Graeme MacGregor  (born 14 June 1993) is a Scottish footballer who plays primarily as a defender.

MacGregor was with Bolton Wanderers as a youth and played for Scotland under-19. He was released by Bolton Wanderers in June 2012 and signed for St Mirren in September 2012. He then played for East Stirlingshire for two years, before signing for East Fife in July 2015.

Career
MacGregor began his career as a youth player for Falkirk, before joining Bolton Wanderers aged 16 in 2009. He progressed through the youth teams before becoming a member of Bolton's reserve team. He made 12 appearances for the reserves during the 2011–12 season.
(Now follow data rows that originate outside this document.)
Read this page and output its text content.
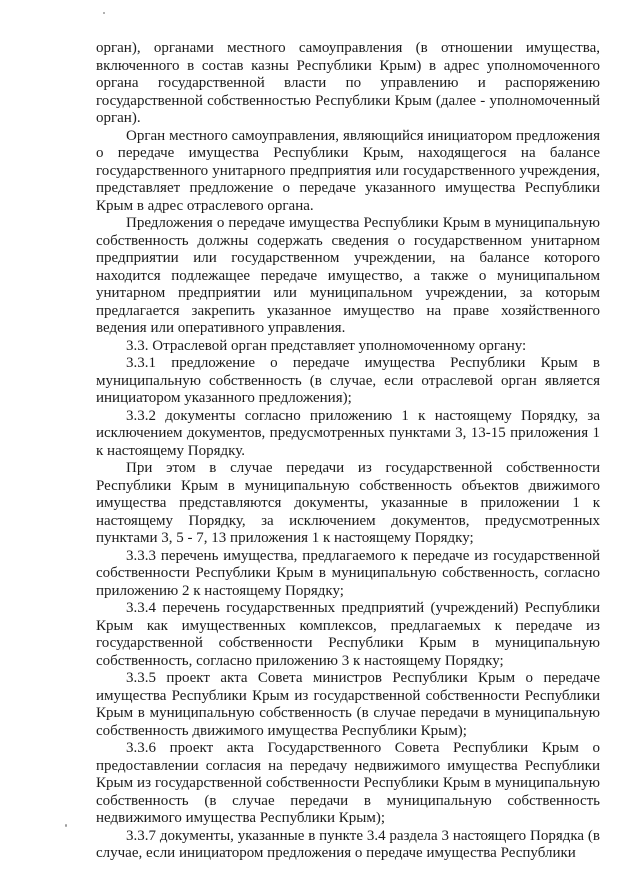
орган), органами местного самоуправления (в отношении имущества, включенного в состав казны Республики Крым) в адрес уполномоченного органа государственной власти по управлению и распоряжению государственной собственностью Республики Крым (далее - уполномоченный орган).

Орган местного самоуправления, являющийся инициатором предложения о передаче имущества Республики Крым, находящегося на балансе государственного унитарного предприятия или государственного учреждения, представляет предложение о передаче указанного имущества Республики Крым в адрес отраслевого органа.

Предложения о передаче имущества Республики Крым в муниципальную собственность должны содержать сведения о государственном унитарном предприятии или государственном учреждении, на балансе которого находится подлежащее передаче имущество, а также о муниципальном унитарном предприятии или муниципальном учреждении, за которым предлагается закрепить указанное имущество на праве хозяйственного ведения или оперативного управления.

3.3. Отраслевой орган представляет уполномоченному органу:

3.3.1 предложение о передаче имущества Республики Крым в муниципальную собственность (в случае, если отраслевой орган является инициатором указанного предложения);

3.3.2 документы согласно приложению 1 к настоящему Порядку, за исключением документов, предусмотренных пунктами 3, 13-15 приложения 1 к настоящему Порядку.

При этом в случае передачи из государственной собственности Республики Крым в муниципальную собственность объектов движимого имущества представляются документы, указанные в приложении 1 к настоящему Порядку, за исключением документов, предусмотренных пунктами 3, 5 - 7, 13 приложения 1 к настоящему Порядку;

3.3.3 перечень имущества, предлагаемого к передаче из государственной собственности Республики Крым в муниципальную собственность, согласно приложению 2 к настоящему Порядку;

3.3.4 перечень государственных предприятий (учреждений) Республики Крым как имущественных комплексов, предлагаемых к передаче из государственной собственности Республики Крым в муниципальную собственность, согласно приложению 3 к настоящему Порядку;

3.3.5 проект акта Совета министров Республики Крым о передаче имущества Республики Крым из государственной собственности Республики Крым в муниципальную собственность (в случае передачи в муниципальную собственность движимого имущества Республики Крым);

3.3.6 проект акта Государственного Совета Республики Крым о предоставлении согласия на передачу недвижимого имущества Республики Крым из государственной собственности Республики Крым в муниципальную собственность (в случае передачи в муниципальную собственность недвижимого имущества Республики Крым);

3.3.7 документы, указанные в пункте 3.4 раздела 3 настоящего Порядка (в случае, если инициатором предложения о передаче имущества Республики
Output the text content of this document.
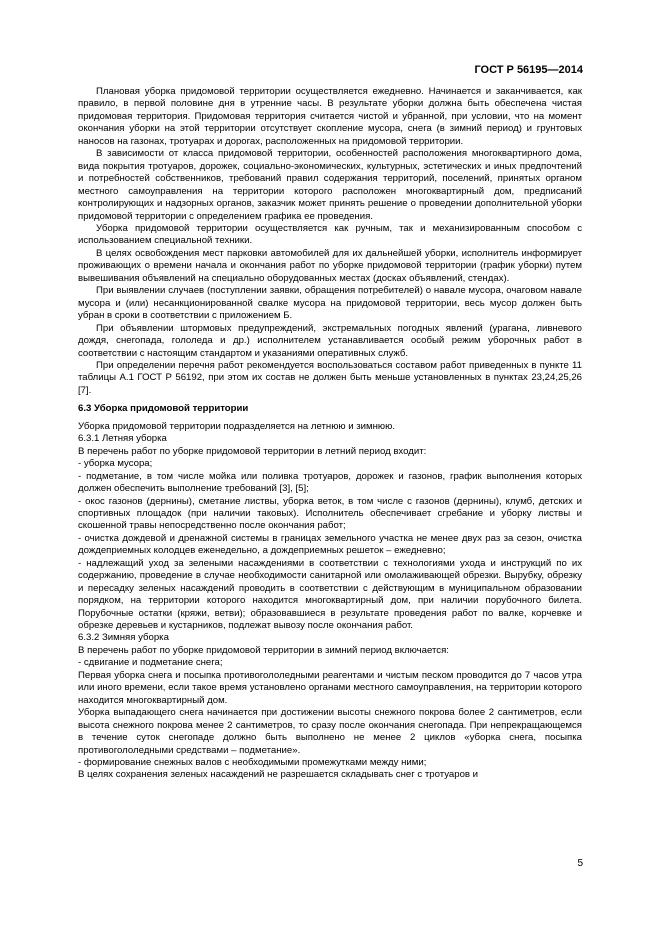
ГОСТ Р 56195—2014

Плановая уборка придомовой территории осуществляется ежедневно. Начинается и заканчивается, как правило, в первой половине дня в утренние часы. В результате уборки должна быть обеспечена чистая придомовая территория. Придомовая территория считается чистой и убранной, при условии, что на момент окончания уборки на этой территории отсутствует скопление мусора, снега (в зимний период) и грунтовых наносов на газонах, тротуарах и дорогах, расположенных на придомовой территории.

В зависимости от класса придомовой территории, особенностей расположения многоквартирного дома, вида покрытия тротуаров, дорожек, социально-экономических, культурных, эстетических и иных предпочтений и потребностей собственников, требований правил содержания территорий, поселений, принятых органом местного самоуправления на территории которого расположен многоквартирный дом, предписаний контролирующих и надзорных органов, заказчик может принять решение о проведении дополнительной уборки придомовой территории с определением графика ее проведения.

Уборка придомовой территории осуществляется как ручным, так и механизированным способом с использованием специальной техники.

В целях освобождения мест парковки автомобилей для их дальнейшей уборки, исполнитель информирует проживающих о времени начала и окончания работ по уборке придомовой территории (график уборки) путем вывешивания объявлений на специально оборудованных местах (досках объявлений, стендах).

При выявлении случаев (поступлении заявки, обращения потребителей) о навале мусора, очаговом навале мусора и (или) несанкционированной свалке мусора на придомовой территории, весь мусор должен быть убран в сроки в соответствии с приложением Б.

При объявлении штормовых предупреждений, экстремальных погодных явлений (урагана, ливневого дождя, снегопада, гололеда и др.) исполнителем устанавливается особый режим уборочных работ в соответствии с настоящим стандартом и указаниями оперативных служб.

При определении перечня работ рекомендуется воспользоваться составом работ приведенных в пункте 11 таблицы А.1 ГОСТ Р 56192, при этом их состав не должен быть меньше установленных в пунктах 23,24,25,26 [7].

6.3 Уборка придомовой территории

Уборка придомовой территории подразделяется на летнюю и зимнюю.

6.3.1 Летняя уборка

В перечень работ по уборке придомовой территории в летний период входит:

- уборка мусора;

- подметание, в том числе мойка или поливка тротуаров, дорожек и газонов, график выполнения которых должен обеспечить выполнение требований [3], [5];

- окос газонов (дернины), сметание листвы, уборка веток, в том числе с газонов (дернины), клумб, детских и спортивных площадок (при наличии таковых). Исполнитель обеспечивает сгребание и уборку листвы и скошенной травы непосредственно после окончания работ;

- очистка дождевой и дренажной системы в границах земельного участка не менее двух раз за сезон, очистка дождеприемных колодцев еженедельно, а дождеприемных решеток – ежедневно;

- надлежащий уход за зелеными насаждениями в соответствии с технологиями ухода и инструкций по их содержанию, проведение в случае необходимости санитарной или омолаживающей обрезки. Вырубку, обрезку и пересадку зеленых насаждений проводить в соответствии с действующим в муниципальном образовании порядком, на территории которого находится многоквартирный дом, при наличии порубочного билета. Порубочные остатки (кряжи, ветви); образовавшиеся в результате проведения работ по валке, корчевке и обрезке деревьев и кустарников, подлежат вывозу после окончания работ.

6.3.2 Зимняя уборка

В перечень работ по уборке придомовой территории в зимний период включается:

- сдвигание и подметание снега;

Первая уборка снега и посыпка противогололедными реагентами и чистым песком проводится до 7 часов утра или иного времени, если такое время установлено органами местного самоуправления, на территории которого находится многоквартирный дом.

Уборка выпадающего снега начинается при достижении высоты снежного покрова более 2 сантиметров, если высота снежного покрова менее 2 сантиметров, то сразу после окончания снегопада. При непрекращающемся в течение суток снегопаде должно быть выполнено не менее 2 циклов «уборка снега, посыпка противогололедными средствами – подметание».

- формирование снежных валов с необходимыми промежутками между ними;

В целях сохранения зеленых насаждений не разрешается складывать снег с тротуаров и

5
On 31 January 2012, MacGregor joined Scottish First Division team Hamilton Academical on loan until the end of the 2011–12 season, after impressing on trial. He was included in the squad for the first time on 7 April 2012, where he was an unused substitute in Hamilton's defeat to Raith Rovers. On 5 May 2012, he made his début on the last day of the season in a 2–2 draw with Partick Thistle. At the end of the season his loan ended and he returned to Bolton, but was released by the club.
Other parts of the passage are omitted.